Maybe they're more of a wild type, genetically? I wonder what production is like on say a Cream Crested Legbar? They've got the blue egg gene but crossed with other domesticated breeds for other traits. Good to know, though. I can stop feeling her up every day! Grumpy Gilligan will be pleased. Or at least less irritated.
After their first pullet laying cycle I wouldn't trust any blue-egg gene breed mix - our friend's OEs were duddy as layers and she re-homed them too. On the CL thread I read too many disappointments in either color of eggs or production. Lucky if you luckout to get a good layer but a real let-down if you get a hen that inherited duddy genetics. If you can have a large flock it's worth changing out the EEs every year for a new batch of pullets but I don't happen to have the zoning or the space to change out a flock every year. The Farmers' Market seller said they won't bother any more. Their freezer would fill up too full with all the EEs they'd have to cull after their pullet year.
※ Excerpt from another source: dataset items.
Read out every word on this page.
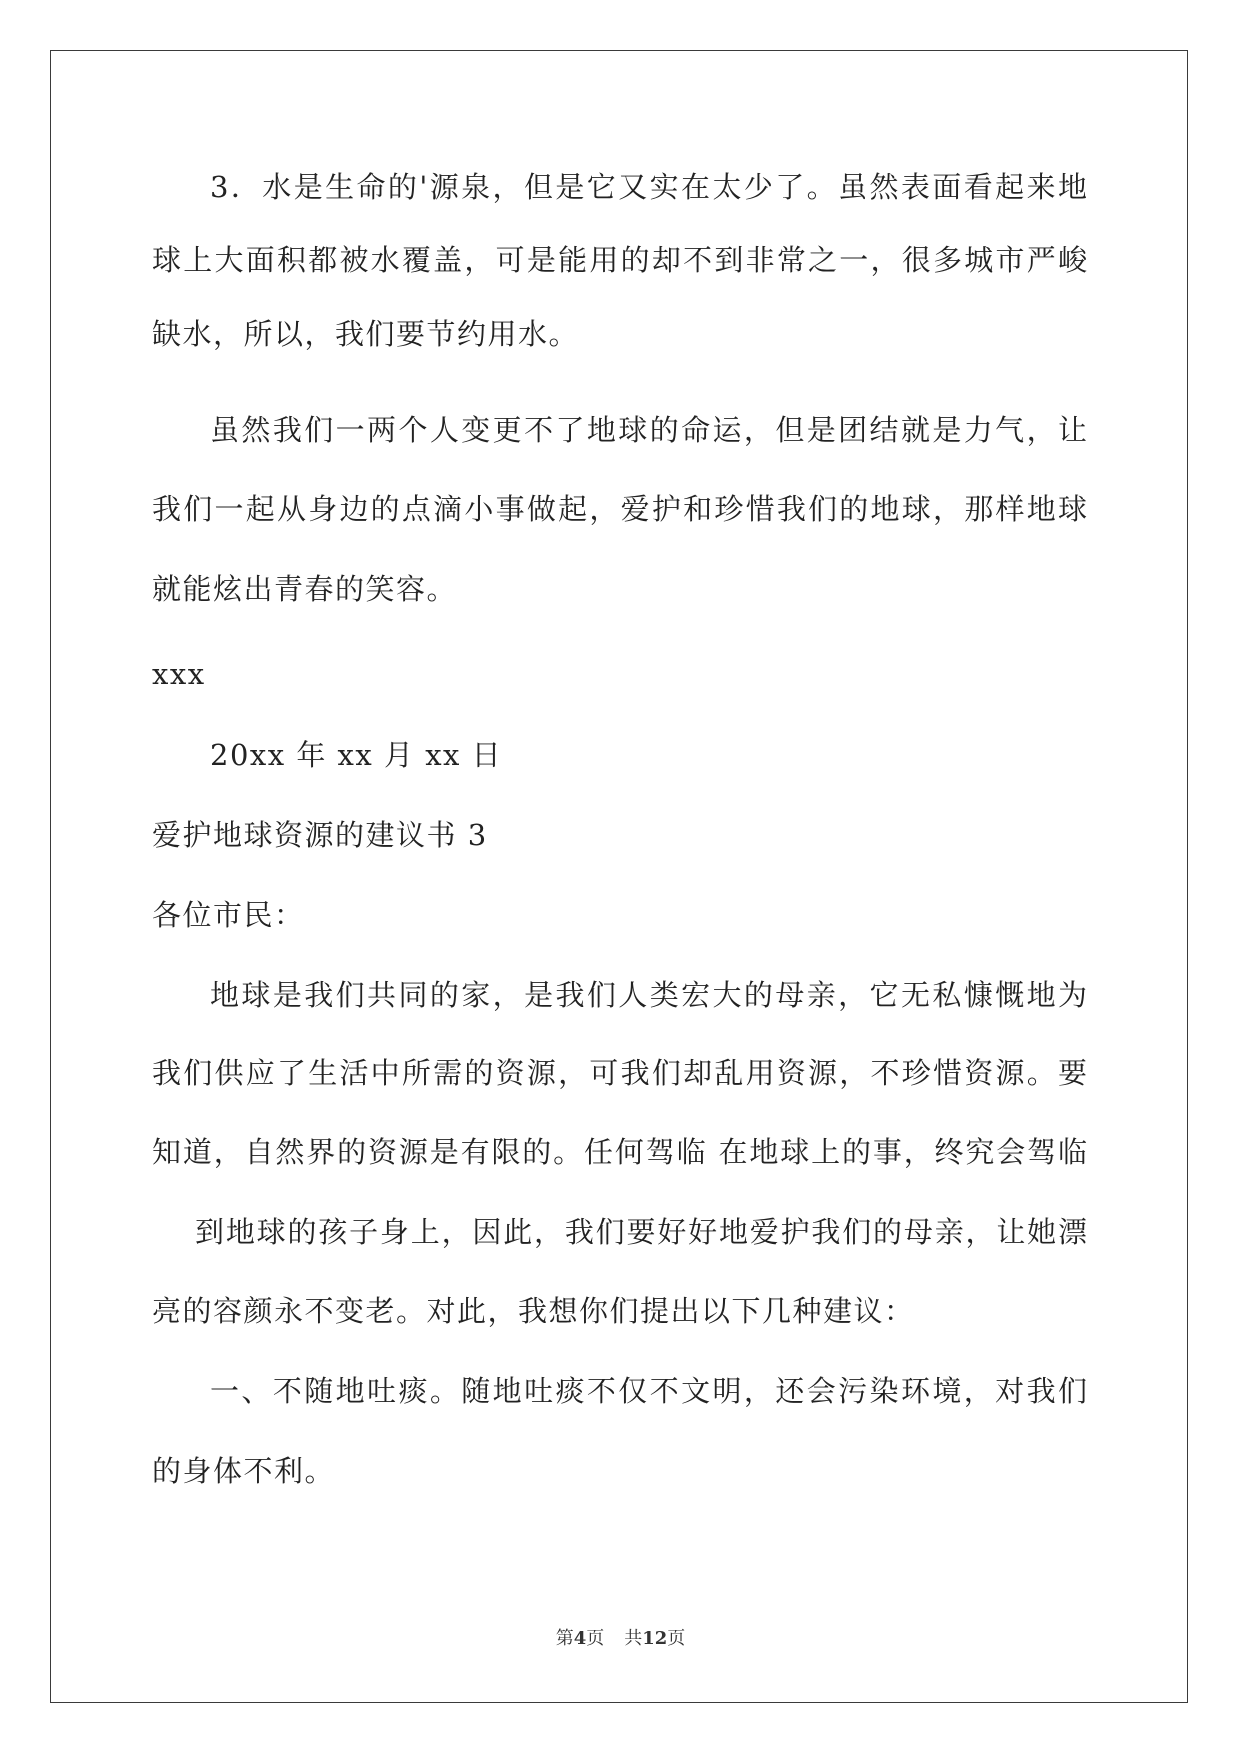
3．水是生命的'源泉，但是它又实在太少了。虽然表面看起来地
球上大面积都被水覆盖，可是能用的却不到非常之一，很多城市严峻
缺水，所以，我们要节约用水。
虽然我们一两个人变更不了地球的命运，但是团结就是力气，让
我们一起从身边的点滴小事做起，爱护和珍惜我们的地球，那样地球
就能炫出青春的笑容。
xxx
20xx 年 xx 月 xx 日
爱护地球资源的建议书 3
各位市民：
地球是我们共同的家，是我们人类宏大的母亲，它无私慷慨地为
我们供应了生活中所需的资源，可我们却乱用资源，不珍惜资源。要
知道，自然界的资源是有限的。任何驾临 在地球上的事，终究会驾临
到地球的孩子身上，因此，我们要好好地爱护我们的母亲，让她漂
亮的容颜永不变老。对此，我想你们提出以下几种建议：
一、不随地吐痰。随地吐痰不仅不文明，还会污染环境，对我们
的身体不利。
第4页 共12页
There's something unbalanced when a non-broody young blue-egg bird gets out-performed by broody old bantam breeds!!!!! I got 4 to 5 dozen eggs out of my 2 old Silkies and only 3 eggs for the entire year out of my less-than-2-yr-old Ameraucana!!!!! Our friend had an EE that layed zero eggs her 2nd year so I considered myself lucky to have gotten at least 3 this year from our hen. If I had known beforehand that blue-egg genetics was a crap-shoot I never would've invested the time or money.
The only saving grace about purebred Ameraucanas or hatchery EEs is that they are such darn sweet birds. Our girl would be re-homed or on the dinner table right now if she wasn't such a good kind flockmate. Who knows? Maybe a miracle will happen and she might give us 3 eggs again next year?